Why do people volunteer? ELREC as a case study
The charity sector strongly relies upon the good will and hard work of volunteers. According to the NCVO’s Institute for Volunteering Research, it is estimated that almost 14 million people volunteer regularly in the UK. Why do so many people engage with voluntary activities? What motivates them? In particular, what motivates people to volunteer in a country different from the one they originally come from? Danny Tai, a student of the University of Edinburgh, conducted a case study research to answer these questions. To do so, he interviewed fifteen volunteers and staff members of the Edinburgh and Lothians Regional Equality Council (ELREC).
The results of this research show that volunteers are mostly driven by strong altruistic motives. They want to contribute to the cause of promoting equality and social justice because of a selfless concern about disadvantaged people and their welfare. On the other hand, they volunteer with pleasure, as they find it very rewarding.

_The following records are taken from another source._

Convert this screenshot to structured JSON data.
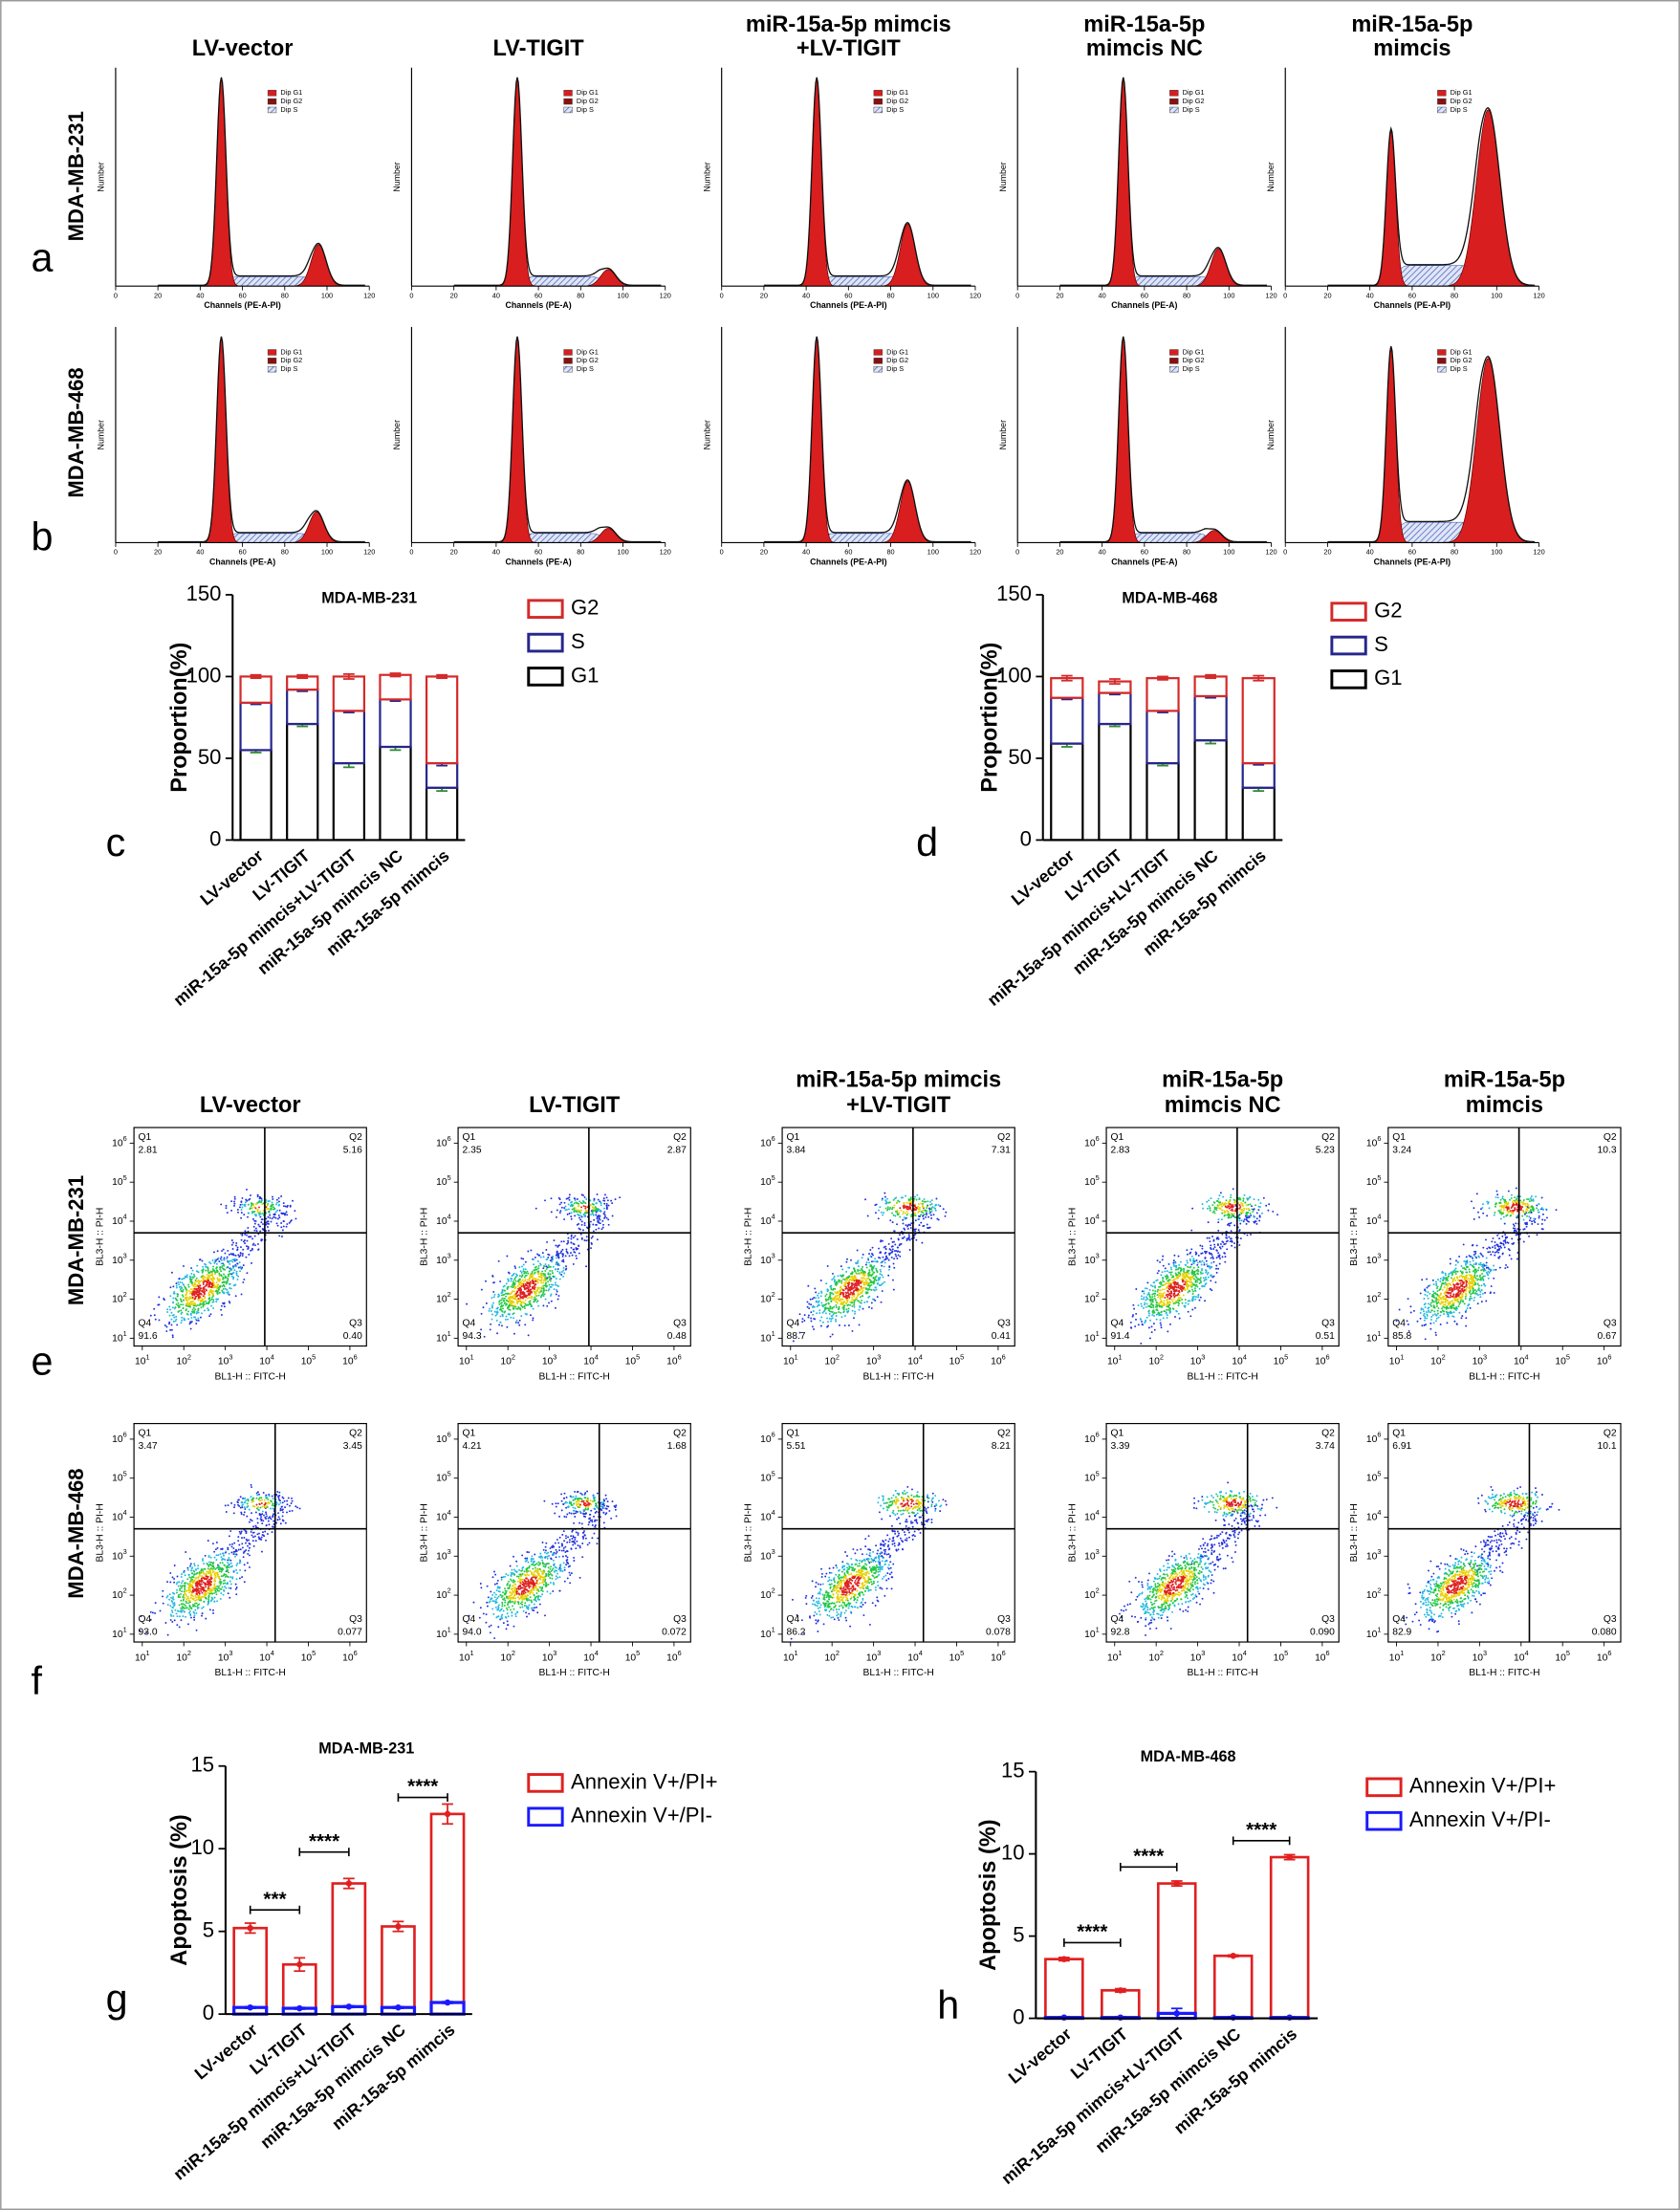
{
  "panel_letters": [
    "a",
    "b",
    "c",
    "d",
    "e",
    "f",
    "g",
    "h"
  ],
  "row_labels": [
    "MDA-MB-231",
    "MDA-MB-468"
  ],
  "cycle_titles": [
    [
      "LV-vector"
    ],
    [
      "LV-TIGIT"
    ],
    [
      "miR-15a-5p mimcis",
      "+LV-TIGIT"
    ],
    [
      "miR-15a-5p",
      "mimcis NC"
    ],
    [
      "miR-15a-5p",
      "mimcis"
    ]
  ],
  "apoptosis_titles": [
    [
      "LV-vector"
    ],
    [
      "LV-TIGIT"
    ],
    [
      "miR-15a-5p mimcis",
      "+LV-TIGIT"
    ],
    [
      "miR-15a-5p",
      "mimcis NC"
    ],
    [
      "miR-15a-5p",
      "mimcis"
    ]
  ],
  "histograms": {
    "legend": [
      "Dip G1",
      "Dip G2",
      "Dip S"
    ],
    "ylabel": "Number",
    "xlim": [
      0,
      120
    ],
    "xticks": [
      0,
      20,
      40,
      60,
      80,
      100,
      120
    ],
    "xlabels": [
      [
        "Channels (PE-A-PI)",
        "Channels (PE-A)",
        "Channels (PE-A-PI)",
        "Channels (PE-A)",
        "Channels (PE-A-PI)"
      ],
      [
        "Channels (PE-A)",
        "Channels (PE-A)",
        "Channels (PE-A-PI)",
        "Channels (PE-A)",
        "Channels (PE-A-PI)"
      ]
    ]
  },
  "flow": {
    "xlabel": "BL1-H :: FITC-H",
    "ylabel": "BL3-H :: PI-H",
    "tick_base": "10",
    "tick_exps": [
      "1",
      "2",
      "3",
      "4",
      "5",
      "6"
    ],
    "quadrant_names": [
      "Q1",
      "Q2",
      "Q3",
      "Q4"
    ],
    "values": [
      [
        [
          "2.81",
          "5.16",
          "0.40",
          "91.6"
        ],
        [
          "2.35",
          "2.87",
          "0.48",
          "94.3"
        ],
        [
          "3.84",
          "7.31",
          "0.41",
          "88.7"
        ],
        [
          "2.83",
          "5.23",
          "0.51",
          "91.4"
        ],
        [
          "3.24",
          "10.3",
          "0.67",
          "85.8"
        ]
      ],
      [
        [
          "3.47",
          "3.45",
          "0.077",
          "93.0"
        ],
        [
          "4.21",
          "1.68",
          "0.072",
          "94.0"
        ],
        [
          "5.51",
          "8.21",
          "0.078",
          "86.2"
        ],
        [
          "3.39",
          "3.74",
          "0.090",
          "92.8"
        ],
        [
          "6.91",
          "10.1",
          "0.080",
          "82.9"
        ]
      ]
    ]
  },
  "chart_data": [
    {
      "type": "stacked_bar",
      "title": "MDA-MB-231",
      "ylabel": "Proportion(%)",
      "categories": [
        "LV-vector",
        "LV-TIGIT",
        "miR-15a-5p mimcis+LV-TIGIT",
        "miR-15a-5p mimcis NC",
        "miR-15a-5p mimcis"
      ],
      "ylim": [
        0,
        150
      ],
      "yticks": [
        0,
        50,
        100,
        150
      ],
      "series": [
        {
          "name": "G1",
          "color": "#000000",
          "error_color": "#2e8b2e",
          "values": [
            55,
            71,
            47,
            57,
            32
          ],
          "errors": [
            1.5,
            1.5,
            2.5,
            2,
            2
          ]
        },
        {
          "name": "S",
          "color": "#26268c",
          "error_color": "#26268c",
          "values": [
            29,
            21,
            32,
            29,
            15
          ],
          "errors": [
            1,
            1,
            1,
            1,
            1.5
          ]
        },
        {
          "name": "G2",
          "color": "#d42a2a",
          "error_color": "#d42a2a",
          "values": [
            16,
            8,
            21,
            15,
            53
          ],
          "errors": [
            1,
            1,
            1.5,
            1,
            1
          ]
        }
      ]
    },
    {
      "type": "stacked_bar",
      "title": "MDA-MB-468",
      "ylabel": "Proportion(%)",
      "categories": [
        "LV-vector",
        "LV-TIGIT",
        "miR-15a-5p mimcis+LV-TIGIT",
        "miR-15a-5p mimcis NC",
        "miR-15a-5p mimcis"
      ],
      "ylim": [
        0,
        150
      ],
      "yticks": [
        0,
        50,
        100,
        150
      ],
      "series": [
        {
          "name": "G1",
          "color": "#000000",
          "error_color": "#2e8b2e",
          "values": [
            59,
            71,
            47,
            61,
            32
          ],
          "errors": [
            2,
            1.5,
            1.5,
            2,
            2
          ]
        },
        {
          "name": "S",
          "color": "#26268c",
          "error_color": "#26268c",
          "values": [
            28,
            19,
            32,
            27,
            15
          ],
          "errors": [
            1,
            1,
            1,
            1,
            1
          ]
        },
        {
          "name": "G2",
          "color": "#d42a2a",
          "error_color": "#d42a2a",
          "values": [
            12,
            7,
            20,
            12,
            52
          ],
          "errors": [
            1.5,
            1.5,
            1,
            1,
            1.5
          ]
        }
      ]
    },
    {
      "type": "overlay_bar",
      "title": "MDA-MB-231",
      "ylabel": "Apoptosis (%)",
      "categories": [
        "LV-vector",
        "LV-TIGIT",
        "miR-15a-5p mimcis+LV-TIGIT",
        "miR-15a-5p mimcis NC",
        "miR-15a-5p mimcis"
      ],
      "ylim": [
        0,
        15
      ],
      "yticks": [
        0,
        5,
        10,
        15
      ],
      "series": [
        {
          "name": "Annexin V+/PI+",
          "color": "#e02020",
          "values": [
            5.2,
            3.0,
            7.9,
            5.3,
            12.1
          ],
          "errors": [
            0.3,
            0.4,
            0.3,
            0.3,
            0.6
          ]
        },
        {
          "name": "Annexin V+/PI-",
          "color": "#1a1aff",
          "values": [
            0.4,
            0.35,
            0.45,
            0.4,
            0.7
          ],
          "errors": [
            0.05,
            0.05,
            0.05,
            0.05,
            0.05
          ]
        }
      ],
      "significance": [
        {
          "from": 0,
          "to": 1,
          "y": 6.3,
          "label": "***"
        },
        {
          "from": 1,
          "to": 2,
          "y": 9.8,
          "label": "****"
        },
        {
          "from": 3,
          "to": 4,
          "y": 13.1,
          "label": "****"
        }
      ]
    },
    {
      "type": "overlay_bar",
      "title": "MDA-MB-468",
      "ylabel": "Apoptosis (%)",
      "categories": [
        "LV-vector",
        "LV-TIGIT",
        "miR-15a-5p mimcis+LV-TIGIT",
        "miR-15a-5p mimcis NC",
        "miR-15a-5p mimcis"
      ],
      "ylim": [
        0,
        15
      ],
      "yticks": [
        0,
        5,
        10,
        15
      ],
      "series": [
        {
          "name": "Annexin V+/PI+",
          "color": "#e02020",
          "values": [
            3.6,
            1.7,
            8.2,
            3.8,
            9.8
          ],
          "errors": [
            0.1,
            0.1,
            0.15,
            0.05,
            0.15
          ]
        },
        {
          "name": "Annexin V+/PI-",
          "color": "#1a1aff",
          "values": [
            0.05,
            0.05,
            0.3,
            0.05,
            0.05
          ],
          "errors": [
            0.05,
            0.05,
            0.3,
            0.05,
            0.05
          ]
        }
      ],
      "significance": [
        {
          "from": 0,
          "to": 1,
          "y": 4.6,
          "label": "****"
        },
        {
          "from": 1,
          "to": 2,
          "y": 9.2,
          "label": "****"
        },
        {
          "from": 3,
          "to": 4,
          "y": 10.8,
          "label": "****"
        }
      ]
    }
  ]
}
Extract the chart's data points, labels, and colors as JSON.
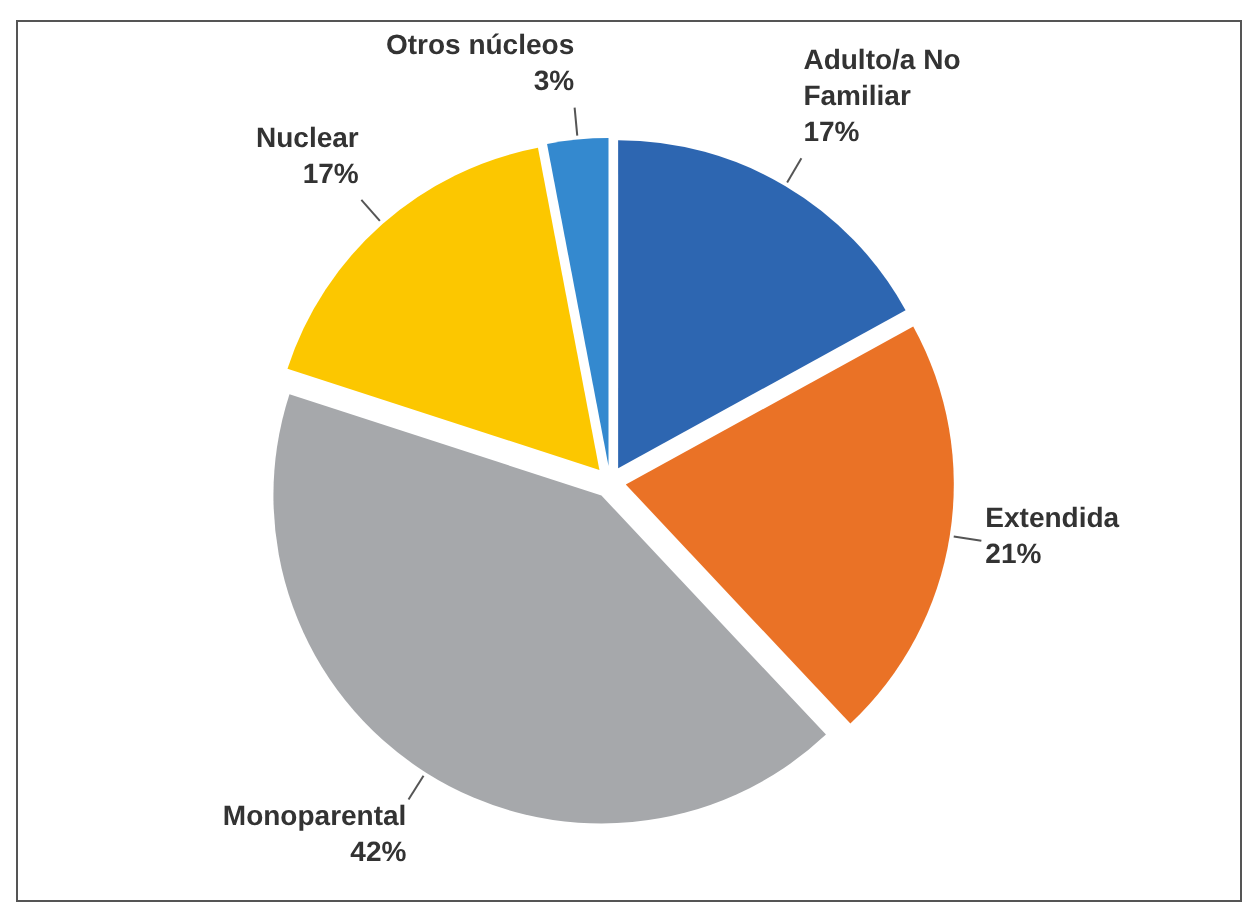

The advantages of volunteering
For instance, the interviewees find it beneficial for their employability. The opportunity to attend training, to gain some experience and to improve their skills and knowledge is seen as a potential CV-boost and as an advantage for their future career. One more benefit of volunteering is the opportunity to get to know different cultures and to gain an international perspective. At the same time they have the chance to improve their English and make connections in the local community. Last but not least, the interviewees appreciate the fact that the environment that surrounds them during their voluntary activities fosters networking with like-minded people and social interactions.
So what are you waiting for? Volunteer and do good… for the community and for yourself!